Sic Fiat Italia

01/12/11 - La Torino dell'automobile e dei lavoratori lasciati soli sono al centro del documentario di Daniele Segre in Festa mobile al TFF.

Dalla nostra inviata GIOVANNA BARRECA

Ascolta l’intervista di RADIOCINEMA a:

  • il regista Daniele Segre
  • Dinamite nel 1994, Asuba de su serbatoiu del 2001, Morire di lavoro del 2008 sono alcuni dei titoli che raccontano il mondo del lavoro secondo Daniele Segre che lo ha fotografato per immagini e voci nella sua attività di autore del reale. Dal 2012 il dvd “Cinema e lavoro” che la Feltrinelli distribuirà all’interno della collana Real cinema li conterrà tutti insieme a Sic Fiat Italia , presentato all’interno di Festa mobile: Figure nel paesaggio al Torino Film Festival, che conclude il viaggio sul tema del regista piemontese. L’emozione per la prima proiezione con il pubblico è palpabile perché per tanti anni Torino è stata sinonimo di Fiat. Fino agli anni ’90 tutta la realtà anche della città – che poi dalle Olimpiadi ha iniziato a puntare sul turismo riscoprendo i valori storici e culturali e decidendo di dare risalto allo sviluppo di professionalità diverse – ruotava intorno alla fabbrica di Mirafiori. Per anni giovani del sud, del centro, raggiungevano Torino per lavorare in fabbrica, per lasciare le campagne e contare su un introito mensile fisso vivendo in baraccopoli alla periferia della città.

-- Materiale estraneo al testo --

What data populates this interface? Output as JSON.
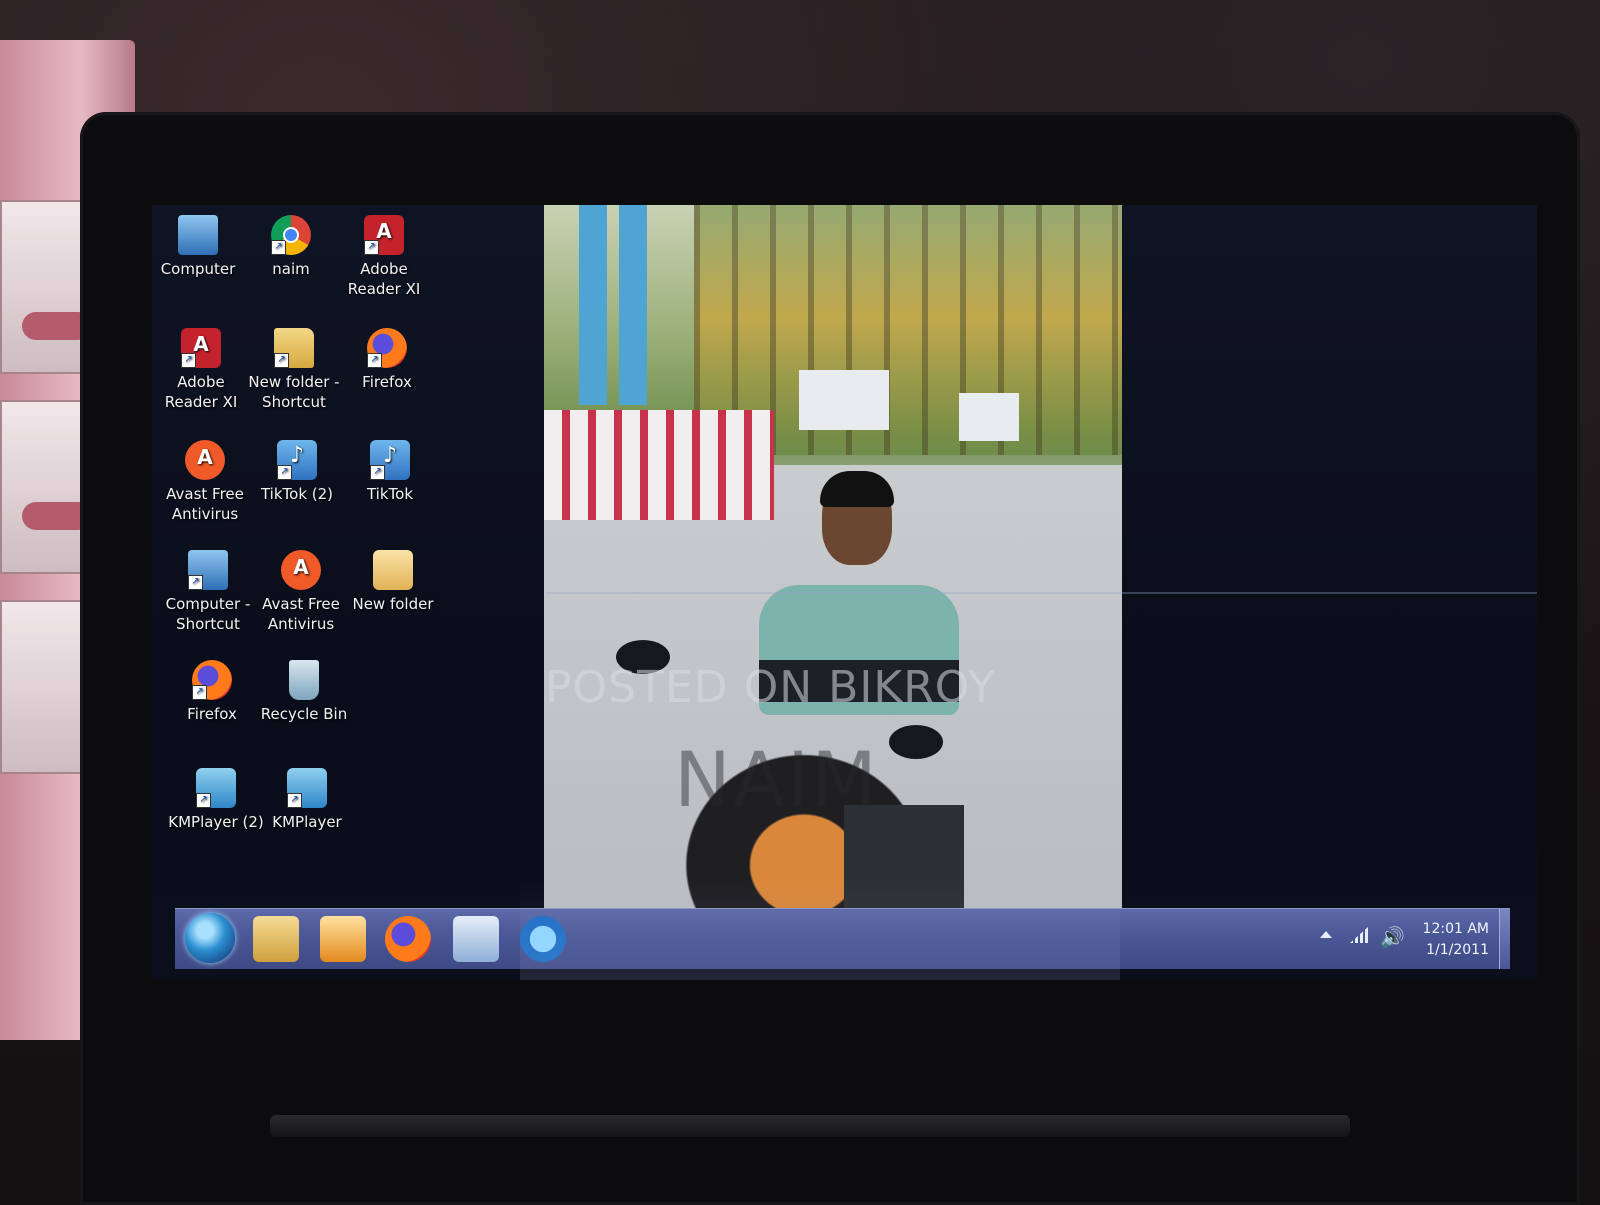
{
  "desktop": {
    "icons": [
      {
        "label_1": "Computer",
        "label_2": "",
        "icon": "computer-icon"
      },
      {
        "label_1": "naim",
        "label_2": "",
        "icon": "chrome-shortcut-icon"
      },
      {
        "label_1": "Adobe",
        "label_2": "Reader XI",
        "icon": "adobe-reader-icon"
      },
      {
        "label_1": "Adobe",
        "label_2": "Reader XI",
        "icon": "adobe-reader-icon"
      },
      {
        "label_1": "New folder -",
        "label_2": "Shortcut",
        "icon": "folder-shortcut-icon"
      },
      {
        "label_1": "Firefox",
        "label_2": "",
        "icon": "firefox-icon"
      },
      {
        "label_1": "Avast Free",
        "label_2": "Antivirus",
        "icon": "avast-icon"
      },
      {
        "label_1": "TikTok (2)",
        "label_2": "",
        "icon": "tiktok-shortcut-icon"
      },
      {
        "label_1": "TikTok",
        "label_2": "",
        "icon": "tiktok-shortcut-icon"
      },
      {
        "label_1": "Computer -",
        "label_2": "Shortcut",
        "icon": "computer-shortcut-icon"
      },
      {
        "label_1": "Avast Free",
        "label_2": "Antivirus",
        "icon": "avast-icon"
      },
      {
        "label_1": "New folder",
        "label_2": "",
        "icon": "chrome-folder-icon"
      },
      {
        "label_1": "Firefox",
        "label_2": "",
        "icon": "firefox-icon"
      },
      {
        "label_1": "Recycle Bin",
        "label_2": "",
        "icon": "recycle-bin-icon"
      },
      {
        "label_1": "KMPlayer (2)",
        "label_2": "",
        "icon": "kmplayer-icon"
      },
      {
        "label_1": "KMPlayer",
        "label_2": "",
        "icon": "kmplayer-icon"
      }
    ]
  },
  "watermark": {
    "line1": "POSTED ON BIKROY",
    "line2": "NAIM"
  },
  "taskbar": {
    "pinned": [
      "start-orb-icon",
      "windows-explorer-icon",
      "media-player-icon",
      "firefox-icon",
      "word-document-icon",
      "internet-explorer-icon"
    ],
    "tray": {
      "time": "12:01 AM",
      "date": "1/1/2011"
    }
  }
}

    Daniele Segre unisce immagini di telegiornali, interviste di politici e soprattutto incontro con lavoratori di ieri e di oggi, partendo dall’esigenza di raccontare un momento storico drammatico: gli operai che si apprestavano a votare per il ‘referendum’ del 13-14 gennaio 2011. L’urlo di rabbia dei lavorati fuori dai cancelli già nelle prime sequenze definisce il taglio del documentario: non un racconto cronologico dei fatti, nessun pietismo sulle condizioni di indigenza che rischiavao di vivere gli operai dell’azienda guidata da Sergio Marchionne ma la fabbrica, i volti in primo piano dei lavoratori, di chi vuole ritrovare il coraggio di parlare, di riotteneve il diritto all’essere un uomo pensante in grado di esprimere il suo punto di vista. Poi un ventaglio di volti in bianco e nero dei lavoratori di ieri (es. 1994: i minatori della Carbosulcis di Carbonia arroccati nelle profondità delle loro miniere, 1996: gli operai delle acciaierie Falk di Sesto San Giovanni nel deserto di una fabbrica in chiusura) si alternano con i racconti di chi di lavoro muore, come racconta la voce di un giovane immigrato venuto in Italia non certo per spirare, solo, nel letto dove finisce dopo un incidente inconfessabile in ospedale a meno di non mettere a repentaglio padroncini e altri lavoratori. Il cuore di chi vuole andare a lavorare e non in guerra si alterna alla freddezza, alle analisi sul deficit d’analisi, alle parole di politici come Massimo D’Alema che parlò di accordo accettabile: “Garantisce un futuro produttivo a Mirafiori”. La desolazione della politica e la solitudine dei lavoratori completamente abbandonati a loro stessi costretti ad accettare accordi che, come sottolinea Maurizio Landini della Fiom: “Ledono i diritti costituzionali, i diritti dei lavoratori”. Come sempre Daniele Segre ha un uso attento delle parole, lascia ai volti tutto il suo racconto filmico e, come già nel titolo “Così sia Italia”, anche nella didascalia finale arriva tutta l’amarezza per la situazione: la Fiat è uscita da Confindustria, ha acquistato il 51% della Crysler e probabilmente creerà una sede generale a Detroit. L’ennesima beffa: anche se gli operai si sono piegati al volere dei padroni, non salveranno per molto il loro posto di lavoro.